Close up shot of weeds

By Jennifer Barber

As the season draws to a close, it's time to celebrate a job well done. But as growers know, even as the combine shuts down, there is still work to do. As long as weeds continue to grow, they can cause problems for the next season

There are lots of reasons to control fall weeds both pre- and postharvest,” says Rory Cranston, North American technical development manager, cereals and pulses with Bayer. “Most of those reasons involve thinking ahead. A pre-harvest weed control means that a grower will be making things easier when combining. Cleaning up the field after harvest will set them up for success in the coming year.”

“Fall weeds will populate the weed seed bank,” says Carly Owen, an agronomist with Field 2 Field Agronomy in Carman, MB. “They can rob the soil of nutrients and depending on the weed type — such as a perennial weed like Canada thistle or foxtail barley — it can cause you big problems in the spring.”

While the costs of farming have, like everything else, increased this year, ultimately the value of the crop and keeping the crop profitable should be top of mind when it comes to fall weed management. At the end of the season, poor agronomic decisions made to save costs, will not pay off.

Owen and Cranston offer some thoughts about fall weed management this year.


Good scouting remains one of the best ways for growers to stay on top of fall weed concerns. “Growers should always have a shadow on the field,” says Cranston. “It sounds simple, but even at the end of the season they should be scouting the field to see what is green. From there they can better target what kind of control they need.”


Farmers get one shot to set up their field for the next season, but the plan for the fall is likely part of a complete, season-long weed control plan. Keep careful records to make sure you know what chemical groups you’ve used throughout the season, what the pre-harvest intervals are for different chemistries and identify any resistance issues you may have.

For residual herbicides, consider the following year’s crop because while a herbicide may be effective on troublesome weeds, it might not meet registration standards for the next crop in rotation. If you are unsure what the next crop will be, consider using something less risky with no residual restrictions for the following spring.


A carefully considered tank-mix with multiple modes of action will help you stay ahead of most resistance concerns. Growers should know their enemy and what kind of plant populations they have before deciding what tank-mix strategy to use to target fall weeds. For a pre-harvest herbicide, Owen says that additives should also be considered, depending on the conditions.

“The weed itself will be doing whatever it can to continue, even if it is hot and dry leading up to harvest and the crop matures quickly,” she says. “Weeds are more difficult to kill if they have hardened off and they are not going to take a herbicide as easily. In that case I recommend growers add in a surfactant or an MSO adjuvant to help with the herbicide uptake. It’s fairly cost-effective and you want to make sure you get an effective weed kill to help with herbicide resistance.”

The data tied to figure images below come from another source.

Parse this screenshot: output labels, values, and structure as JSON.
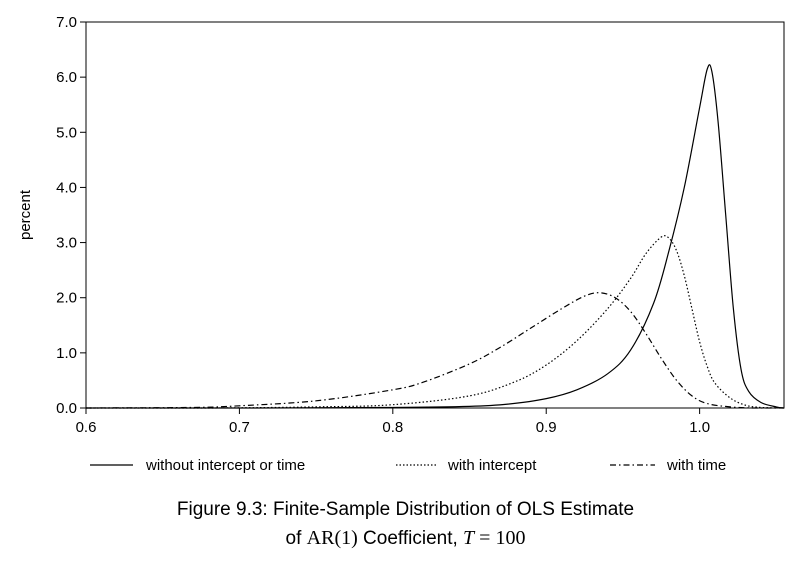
{
  "chart_data": {
    "type": "line",
    "ylabel": "percent",
    "xlim": [
      0.6,
      1.055
    ],
    "ylim": [
      0.0,
      7.0
    ],
    "x_ticks": [
      "0.6",
      "0.7",
      "0.8",
      "0.9",
      "1.0"
    ],
    "y_ticks": [
      "0.0",
      "1.0",
      "2.0",
      "3.0",
      "4.0",
      "5.0",
      "6.0",
      "7.0"
    ],
    "series": [
      {
        "name": "without intercept or time",
        "style": "solid",
        "points": [
          [
            0.6,
            0.0
          ],
          [
            0.7,
            0.0
          ],
          [
            0.8,
            0.01
          ],
          [
            0.85,
            0.03
          ],
          [
            0.875,
            0.07
          ],
          [
            0.9,
            0.17
          ],
          [
            0.92,
            0.33
          ],
          [
            0.94,
            0.62
          ],
          [
            0.955,
            1.05
          ],
          [
            0.97,
            1.9
          ],
          [
            0.98,
            2.85
          ],
          [
            0.99,
            4.0
          ],
          [
            1.0,
            5.45
          ],
          [
            1.005,
            6.15
          ],
          [
            1.008,
            6.1
          ],
          [
            1.012,
            5.2
          ],
          [
            1.017,
            3.5
          ],
          [
            1.022,
            1.8
          ],
          [
            1.027,
            0.7
          ],
          [
            1.032,
            0.3
          ],
          [
            1.04,
            0.1
          ],
          [
            1.05,
            0.02
          ],
          [
            1.055,
            0.0
          ]
        ]
      },
      {
        "name": "with intercept",
        "style": "dotted",
        "points": [
          [
            0.6,
            0.0
          ],
          [
            0.68,
            0.0
          ],
          [
            0.75,
            0.02
          ],
          [
            0.8,
            0.06
          ],
          [
            0.85,
            0.22
          ],
          [
            0.88,
            0.48
          ],
          [
            0.9,
            0.78
          ],
          [
            0.92,
            1.22
          ],
          [
            0.94,
            1.8
          ],
          [
            0.955,
            2.35
          ],
          [
            0.965,
            2.8
          ],
          [
            0.975,
            3.1
          ],
          [
            0.98,
            3.08
          ],
          [
            0.985,
            2.85
          ],
          [
            0.99,
            2.4
          ],
          [
            0.995,
            1.8
          ],
          [
            1.0,
            1.2
          ],
          [
            1.005,
            0.75
          ],
          [
            1.01,
            0.45
          ],
          [
            1.02,
            0.18
          ],
          [
            1.03,
            0.05
          ],
          [
            1.04,
            0.01
          ],
          [
            1.055,
            0.0
          ]
        ]
      },
      {
        "name": "with time",
        "style": "dashdot",
        "points": [
          [
            0.6,
            0.0
          ],
          [
            0.67,
            0.01
          ],
          [
            0.7,
            0.04
          ],
          [
            0.75,
            0.13
          ],
          [
            0.8,
            0.33
          ],
          [
            0.82,
            0.47
          ],
          [
            0.85,
            0.8
          ],
          [
            0.87,
            1.1
          ],
          [
            0.89,
            1.45
          ],
          [
            0.91,
            1.8
          ],
          [
            0.925,
            2.03
          ],
          [
            0.935,
            2.09
          ],
          [
            0.945,
            2.0
          ],
          [
            0.955,
            1.75
          ],
          [
            0.965,
            1.35
          ],
          [
            0.975,
            0.9
          ],
          [
            0.985,
            0.5
          ],
          [
            0.995,
            0.22
          ],
          [
            1.005,
            0.08
          ],
          [
            1.02,
            0.02
          ],
          [
            1.035,
            0.0
          ],
          [
            1.055,
            0.0
          ]
        ]
      }
    ]
  },
  "caption": {
    "line1": "Figure 9.3: Finite-Sample Distribution of OLS Estimate",
    "line2_prefix": "of ",
    "line2_ar": "AR(1)",
    "line2_mid": " Coefficient, ",
    "line2_T": "T",
    "line2_eq": " = 100"
  }
}
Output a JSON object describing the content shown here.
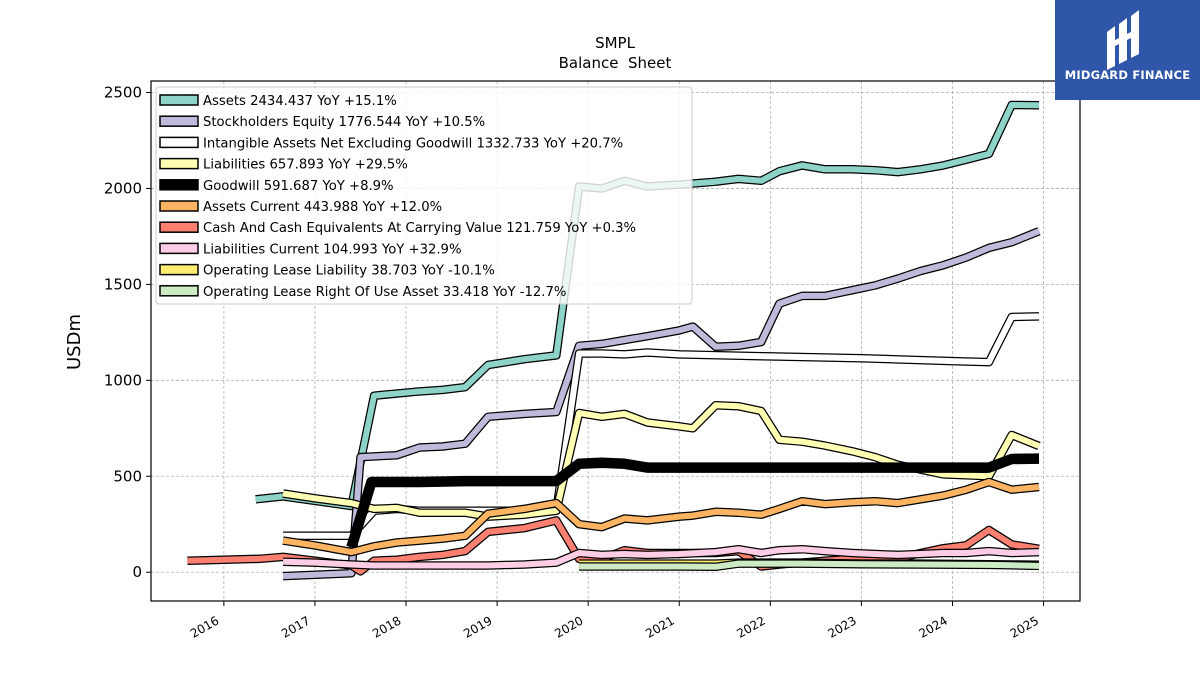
{
  "chart_data": {
    "type": "line",
    "title": "SMPL",
    "subtitle": "Balance  Sheet",
    "ylabel": "USDm",
    "xlabel": "",
    "xlim": [
      2015.2,
      2025.4
    ],
    "ylim": [
      -150,
      2560
    ],
    "x_ticks": [
      2016,
      2017,
      2018,
      2019,
      2020,
      2021,
      2022,
      2023,
      2024,
      2025
    ],
    "y_ticks": [
      0,
      500,
      1000,
      1500,
      2000,
      2500
    ],
    "grid": true,
    "legend_position": "top-left",
    "series": [
      {
        "name": "Assets",
        "legend": "Assets  2434.437 YoY +15.1%",
        "color": "#8dd3c7",
        "width": 6,
        "points": [
          [
            2016.35,
            380
          ],
          [
            2016.65,
            395
          ],
          [
            2017.4,
            345
          ],
          [
            2017.65,
            920
          ],
          [
            2018.1,
            940
          ],
          [
            2018.4,
            950
          ],
          [
            2018.65,
            965
          ],
          [
            2018.9,
            1080
          ],
          [
            2019.3,
            1110
          ],
          [
            2019.65,
            1130
          ],
          [
            2019.9,
            2010
          ],
          [
            2020.15,
            2000
          ],
          [
            2020.4,
            2040
          ],
          [
            2020.65,
            2010
          ],
          [
            2021.0,
            2020
          ],
          [
            2021.4,
            2035
          ],
          [
            2021.65,
            2050
          ],
          [
            2021.9,
            2040
          ],
          [
            2022.1,
            2090
          ],
          [
            2022.35,
            2120
          ],
          [
            2022.6,
            2100
          ],
          [
            2022.9,
            2100
          ],
          [
            2023.15,
            2095
          ],
          [
            2023.4,
            2085
          ],
          [
            2023.65,
            2100
          ],
          [
            2023.9,
            2120
          ],
          [
            2024.15,
            2150
          ],
          [
            2024.4,
            2180
          ],
          [
            2024.65,
            2435
          ],
          [
            2024.95,
            2434
          ]
        ]
      },
      {
        "name": "Stockholders Equity",
        "legend": "Stockholders Equity  1776.544 YoY +10.5%",
        "color": "#bebada",
        "width": 6,
        "points": [
          [
            2016.65,
            -20
          ],
          [
            2017.4,
            -5
          ],
          [
            2017.5,
            600
          ],
          [
            2017.9,
            610
          ],
          [
            2018.15,
            650
          ],
          [
            2018.4,
            655
          ],
          [
            2018.65,
            670
          ],
          [
            2018.9,
            810
          ],
          [
            2019.3,
            825
          ],
          [
            2019.65,
            835
          ],
          [
            2019.9,
            1180
          ],
          [
            2020.15,
            1190
          ],
          [
            2020.4,
            1210
          ],
          [
            2020.65,
            1230
          ],
          [
            2021.0,
            1260
          ],
          [
            2021.15,
            1280
          ],
          [
            2021.4,
            1175
          ],
          [
            2021.65,
            1180
          ],
          [
            2021.9,
            1200
          ],
          [
            2022.1,
            1400
          ],
          [
            2022.35,
            1440
          ],
          [
            2022.6,
            1440
          ],
          [
            2022.9,
            1470
          ],
          [
            2023.15,
            1495
          ],
          [
            2023.4,
            1530
          ],
          [
            2023.65,
            1570
          ],
          [
            2023.9,
            1600
          ],
          [
            2024.15,
            1640
          ],
          [
            2024.4,
            1690
          ],
          [
            2024.65,
            1720
          ],
          [
            2024.95,
            1777
          ]
        ]
      },
      {
        "name": "Intangible Assets Net Excluding Goodwill",
        "legend": "Intangible Assets Net Excluding Goodwill  1332.733 YoY +20.7%",
        "color": "#ffffff",
        "width": 6,
        "points": [
          [
            2016.65,
            190
          ],
          [
            2017.4,
            190
          ],
          [
            2017.65,
            320
          ],
          [
            2017.9,
            330
          ],
          [
            2018.15,
            320
          ],
          [
            2018.4,
            320
          ],
          [
            2018.65,
            320
          ],
          [
            2018.9,
            320
          ],
          [
            2019.3,
            320
          ],
          [
            2019.65,
            320
          ],
          [
            2019.9,
            1140
          ],
          [
            2020.15,
            1140
          ],
          [
            2020.4,
            1135
          ],
          [
            2020.65,
            1145
          ],
          [
            2021.0,
            1135
          ],
          [
            2022.0,
            1125
          ],
          [
            2023.0,
            1115
          ],
          [
            2024.0,
            1100
          ],
          [
            2024.4,
            1095
          ],
          [
            2024.65,
            1330
          ],
          [
            2024.95,
            1333
          ]
        ]
      },
      {
        "name": "Liabilities",
        "legend": "Liabilities  657.893 YoY +29.5%",
        "color": "#ffffb3",
        "width": 6,
        "points": [
          [
            2016.65,
            410
          ],
          [
            2017.0,
            385
          ],
          [
            2017.4,
            360
          ],
          [
            2017.65,
            330
          ],
          [
            2017.9,
            335
          ],
          [
            2018.15,
            310
          ],
          [
            2018.4,
            310
          ],
          [
            2018.65,
            310
          ],
          [
            2018.9,
            290
          ],
          [
            2019.3,
            300
          ],
          [
            2019.65,
            320
          ],
          [
            2019.9,
            830
          ],
          [
            2020.15,
            810
          ],
          [
            2020.4,
            825
          ],
          [
            2020.65,
            780
          ],
          [
            2021.0,
            760
          ],
          [
            2021.15,
            750
          ],
          [
            2021.4,
            870
          ],
          [
            2021.65,
            865
          ],
          [
            2021.9,
            840
          ],
          [
            2022.1,
            690
          ],
          [
            2022.35,
            680
          ],
          [
            2022.6,
            660
          ],
          [
            2022.9,
            630
          ],
          [
            2023.15,
            600
          ],
          [
            2023.4,
            560
          ],
          [
            2023.65,
            535
          ],
          [
            2023.9,
            510
          ],
          [
            2024.15,
            505
          ],
          [
            2024.4,
            500
          ],
          [
            2024.65,
            715
          ],
          [
            2024.95,
            658
          ]
        ]
      },
      {
        "name": "Goodwill",
        "legend": "Goodwill  591.687 YoY +8.9%",
        "color": "#000000",
        "width": 8,
        "points": [
          [
            2017.4,
            130
          ],
          [
            2017.62,
            470
          ],
          [
            2017.9,
            470
          ],
          [
            2018.15,
            470
          ],
          [
            2018.65,
            475
          ],
          [
            2019.0,
            475
          ],
          [
            2019.4,
            475
          ],
          [
            2019.65,
            475
          ],
          [
            2019.9,
            565
          ],
          [
            2020.15,
            570
          ],
          [
            2020.4,
            565
          ],
          [
            2020.65,
            545
          ],
          [
            2021.0,
            545
          ],
          [
            2022.0,
            545
          ],
          [
            2023.0,
            545
          ],
          [
            2024.0,
            545
          ],
          [
            2024.4,
            545
          ],
          [
            2024.65,
            590
          ],
          [
            2024.95,
            592
          ]
        ]
      },
      {
        "name": "Assets Current",
        "legend": "Assets Current  443.988 YoY +12.0%",
        "color": "#fdb462",
        "width": 6,
        "points": [
          [
            2016.65,
            165
          ],
          [
            2017.0,
            140
          ],
          [
            2017.4,
            105
          ],
          [
            2017.65,
            135
          ],
          [
            2017.9,
            155
          ],
          [
            2018.15,
            165
          ],
          [
            2018.4,
            175
          ],
          [
            2018.65,
            190
          ],
          [
            2018.9,
            305
          ],
          [
            2019.3,
            330
          ],
          [
            2019.65,
            360
          ],
          [
            2019.9,
            250
          ],
          [
            2020.15,
            235
          ],
          [
            2020.4,
            280
          ],
          [
            2020.65,
            270
          ],
          [
            2021.0,
            290
          ],
          [
            2021.15,
            295
          ],
          [
            2021.4,
            315
          ],
          [
            2021.65,
            310
          ],
          [
            2021.9,
            300
          ],
          [
            2022.1,
            330
          ],
          [
            2022.35,
            370
          ],
          [
            2022.6,
            355
          ],
          [
            2022.9,
            365
          ],
          [
            2023.15,
            370
          ],
          [
            2023.4,
            360
          ],
          [
            2023.65,
            380
          ],
          [
            2023.9,
            400
          ],
          [
            2024.15,
            430
          ],
          [
            2024.4,
            470
          ],
          [
            2024.65,
            430
          ],
          [
            2024.95,
            444
          ]
        ]
      },
      {
        "name": "Cash And Cash Equivalents At Carrying Value",
        "legend": "Cash And Cash Equivalents At Carrying Value  121.759 YoY +0.3%",
        "color": "#fb8072",
        "width": 6,
        "points": [
          [
            2015.6,
            60
          ],
          [
            2016.0,
            65
          ],
          [
            2016.4,
            70
          ],
          [
            2016.65,
            80
          ],
          [
            2017.0,
            60
          ],
          [
            2017.4,
            35
          ],
          [
            2017.5,
            5
          ],
          [
            2017.65,
            60
          ],
          [
            2017.9,
            65
          ],
          [
            2018.15,
            80
          ],
          [
            2018.4,
            90
          ],
          [
            2018.65,
            110
          ],
          [
            2018.9,
            210
          ],
          [
            2019.3,
            230
          ],
          [
            2019.65,
            270
          ],
          [
            2019.9,
            70
          ],
          [
            2020.15,
            70
          ],
          [
            2020.4,
            115
          ],
          [
            2020.65,
            100
          ],
          [
            2021.0,
            100
          ],
          [
            2021.4,
            100
          ],
          [
            2021.65,
            110
          ],
          [
            2021.9,
            30
          ],
          [
            2022.1,
            40
          ],
          [
            2022.35,
            50
          ],
          [
            2022.6,
            60
          ],
          [
            2022.9,
            70
          ],
          [
            2023.15,
            70
          ],
          [
            2023.4,
            70
          ],
          [
            2023.65,
            100
          ],
          [
            2023.9,
            125
          ],
          [
            2024.15,
            140
          ],
          [
            2024.4,
            220
          ],
          [
            2024.65,
            145
          ],
          [
            2024.95,
            122
          ]
        ]
      },
      {
        "name": "Liabilities Current",
        "legend": "Liabilities Current  104.993 YoY +32.9%",
        "color": "#fccde5",
        "width": 6,
        "points": [
          [
            2016.65,
            55
          ],
          [
            2017.0,
            50
          ],
          [
            2017.4,
            40
          ],
          [
            2017.65,
            35
          ],
          [
            2017.9,
            35
          ],
          [
            2018.15,
            35
          ],
          [
            2018.4,
            35
          ],
          [
            2018.65,
            35
          ],
          [
            2018.9,
            35
          ],
          [
            2019.3,
            40
          ],
          [
            2019.65,
            50
          ],
          [
            2019.9,
            100
          ],
          [
            2020.15,
            90
          ],
          [
            2020.4,
            95
          ],
          [
            2020.65,
            90
          ],
          [
            2021.0,
            95
          ],
          [
            2021.4,
            105
          ],
          [
            2021.65,
            120
          ],
          [
            2021.9,
            100
          ],
          [
            2022.1,
            115
          ],
          [
            2022.35,
            120
          ],
          [
            2022.6,
            110
          ],
          [
            2022.9,
            100
          ],
          [
            2023.15,
            95
          ],
          [
            2023.4,
            90
          ],
          [
            2023.65,
            95
          ],
          [
            2023.9,
            100
          ],
          [
            2024.15,
            100
          ],
          [
            2024.4,
            110
          ],
          [
            2024.65,
            100
          ],
          [
            2024.95,
            105
          ]
        ]
      },
      {
        "name": "Operating Lease Liability",
        "legend": "Operating Lease Liability  38.703 YoY -10.1%",
        "color": "#ffed6f",
        "width": 6,
        "points": [
          [
            2019.9,
            45
          ],
          [
            2020.65,
            45
          ],
          [
            2021.0,
            45
          ],
          [
            2021.4,
            45
          ],
          [
            2021.65,
            50
          ],
          [
            2021.9,
            50
          ],
          [
            2022.35,
            50
          ],
          [
            2023.0,
            45
          ],
          [
            2023.65,
            45
          ],
          [
            2024.4,
            42
          ],
          [
            2024.65,
            40
          ],
          [
            2024.95,
            39
          ]
        ]
      },
      {
        "name": "Operating Lease Right Of Use Asset",
        "legend": "Operating Lease Right Of Use Asset  33.418 YoY -12.7%",
        "color": "#ccebc5",
        "width": 6,
        "points": [
          [
            2019.9,
            30
          ],
          [
            2020.65,
            30
          ],
          [
            2021.0,
            30
          ],
          [
            2021.4,
            28
          ],
          [
            2021.65,
            45
          ],
          [
            2021.9,
            45
          ],
          [
            2022.35,
            45
          ],
          [
            2023.0,
            42
          ],
          [
            2023.65,
            40
          ],
          [
            2024.4,
            38
          ],
          [
            2024.65,
            36
          ],
          [
            2024.95,
            33
          ]
        ]
      }
    ]
  },
  "logo": {
    "text": "MIDGARD FINANCE",
    "color": "#2f56a8"
  }
}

Last year, an early harvest allowed plenty of time for fall weeds to progress, along with extra time for farmers to get into the field to see what was going on before making a post-harvest herbicide application.

That kind of open fall provides the most options for effective control because weeds are actively growing and therefore more vulnerable to herbicide activity. But fall — open or not — can be a time of heavy dews and cooler nighttime temperatures, so keep an eye on the weather and spray accordingly.

For instance, a systemic herbicide requires temperatures to be at least 8° C for two or three days before or after application. If you’re hit by a frost, wait a few days until the weeds have recovered and are actively growing again before spraying. Wait until dew has evaporated before spraying as this improves uptake.


“I tell growers not to skimp on water with the idea of saving time,” says Owen. “If you are going in to control weeds you want to make sure you are actually going to get the control you are looking for.” As well, always follow label directions as cutting rates can cause bigger problems in the future in terms of weed populations and resistance issues.

“It costs zero dollars to go into your field and see what is going on,” says Cranston. “Sometimes the weed spread is sporadic, and you can use precision technology to spot apply a herbicide. But the key is to understand what you are dealing with. Before or after harvest, make sure you know your crop stage, your weed stage and whether your chemical will have an impact on your ability to market your crop, and then you can get to work on the weeds.”